На кухне Маша успела уже выложить из сумки привезенные с собой гостинцы: свекровь уже сказала ей о госте.
— Вот это возьму я, — Тиша взял бутылку коньяка, за которой и пришел сюда, показал жене на целлофановые пакеты с антоновкой и жареной уткой. — А это ты возьми. И пошли, мама: Петр Прохорович наказывал вас привести. Какой, говорит, стол без женщин!
— Прямо так уж и сказал? — усомнилась мать.
— Слово в слово, мама, так и сказал.
— Да как-то вроде и неудобно, больно уж большой начальник! — колебалась Олда. — Аж сам Пуреськин!
— Да разве он не такой же человек, — засмеялась Маша. — Пойдемте, мама, раз зовут.
Тиша поставил на стол бутылку коньяка, Потап Сидорович удивился:
— Ты же, говорил мне, не пьешь. Или помаленьку приучился?
— Нет, батя, не научился. Тебе подарок.
— Ну, спасибо, сын! Сейчас мы его и распробуем.

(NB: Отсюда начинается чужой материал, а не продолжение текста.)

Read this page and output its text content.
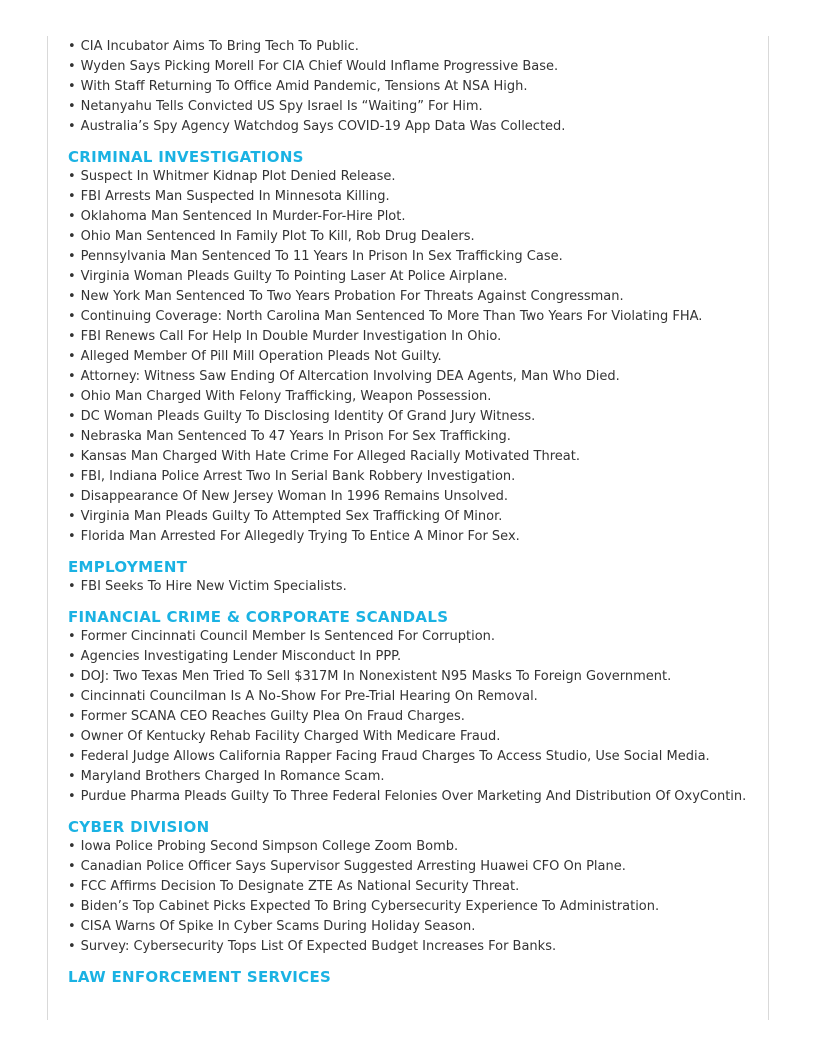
• CIA Incubator Aims To Bring Tech To Public.
• Wyden Says Picking Morell For CIA Chief Would Inflame Progressive Base.
• With Staff Returning To Office Amid Pandemic, Tensions At NSA High.
• Netanyahu Tells Convicted US Spy Israel Is “Waiting” For Him.
• Australia’s Spy Agency Watchdog Says COVID-19 App Data Was Collected.
CRIMINAL INVESTIGATIONS
• Suspect In Whitmer Kidnap Plot Denied Release.
• FBI Arrests Man Suspected In Minnesota Killing.
• Oklahoma Man Sentenced In Murder-For-Hire Plot.
• Ohio Man Sentenced In Family Plot To Kill, Rob Drug Dealers.
• Pennsylvania Man Sentenced To 11 Years In Prison In Sex Trafficking Case.
• Virginia Woman Pleads Guilty To Pointing Laser At Police Airplane.
• New York Man Sentenced To Two Years Probation For Threats Against Congressman.
• Continuing Coverage: North Carolina Man Sentenced To More Than Two Years For Violating FHA.
• FBI Renews Call For Help In Double Murder Investigation In Ohio.
• Alleged Member Of Pill Mill Operation Pleads Not Guilty.
• Attorney: Witness Saw Ending Of Altercation Involving DEA Agents, Man Who Died.
• Ohio Man Charged With Felony Trafficking, Weapon Possession.
• DC Woman Pleads Guilty To Disclosing Identity Of Grand Jury Witness.
• Nebraska Man Sentenced To 47 Years In Prison For Sex Trafficking.
• Kansas Man Charged With Hate Crime For Alleged Racially Motivated Threat.
• FBI, Indiana Police Arrest Two In Serial Bank Robbery Investigation.
• Disappearance Of New Jersey Woman In 1996 Remains Unsolved.
• Virginia Man Pleads Guilty To Attempted Sex Trafficking Of Minor.
• Florida Man Arrested For Allegedly Trying To Entice A Minor For Sex.
EMPLOYMENT
• FBI Seeks To Hire New Victim Specialists.
FINANCIAL CRIME & CORPORATE SCANDALS
• Former Cincinnati Council Member Is Sentenced For Corruption.
• Agencies Investigating Lender Misconduct In PPP.
• DOJ: Two Texas Men Tried To Sell $317M In Nonexistent N95 Masks To Foreign Government.
• Cincinnati Councilman Is A No-Show For Pre-Trial Hearing On Removal.
• Former SCANA CEO Reaches Guilty Plea On Fraud Charges.
• Owner Of Kentucky Rehab Facility Charged With Medicare Fraud.
• Federal Judge Allows California Rapper Facing Fraud Charges To Access Studio, Use Social Media.
• Maryland Brothers Charged In Romance Scam.
• Purdue Pharma Pleads Guilty To Three Federal Felonies Over Marketing And Distribution Of OxyContin.
CYBER DIVISION
• Iowa Police Probing Second Simpson College Zoom Bomb.
• Canadian Police Officer Says Supervisor Suggested Arresting Huawei CFO On Plane.
• FCC Affirms Decision To Designate ZTE As National Security Threat.
• Biden’s Top Cabinet Picks Expected To Bring Cybersecurity Experience To Administration.
• CISA Warns Of Spike In Cyber Scams During Holiday Season.
• Survey: Cybersecurity Tops List Of Expected Budget Increases For Banks.
LAW ENFORCEMENT SERVICES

Миша и Олда добавили к столу яблоки и золотистую утку, Пуреськин весело сказал:
— Да у вас здесь на целую свадьбу! — И поторопил женщин: — А вы что ж, милые хозяюшки, словно из прошлого века эрзянские молодухи!
Он ободряюще рассмеялся, повернулся к Саньке, допытываясь, как его звать и сколько ему лет. Мальчонка, набычившись, поглядел на незнакомого дядю и спрятался за мамкин стул…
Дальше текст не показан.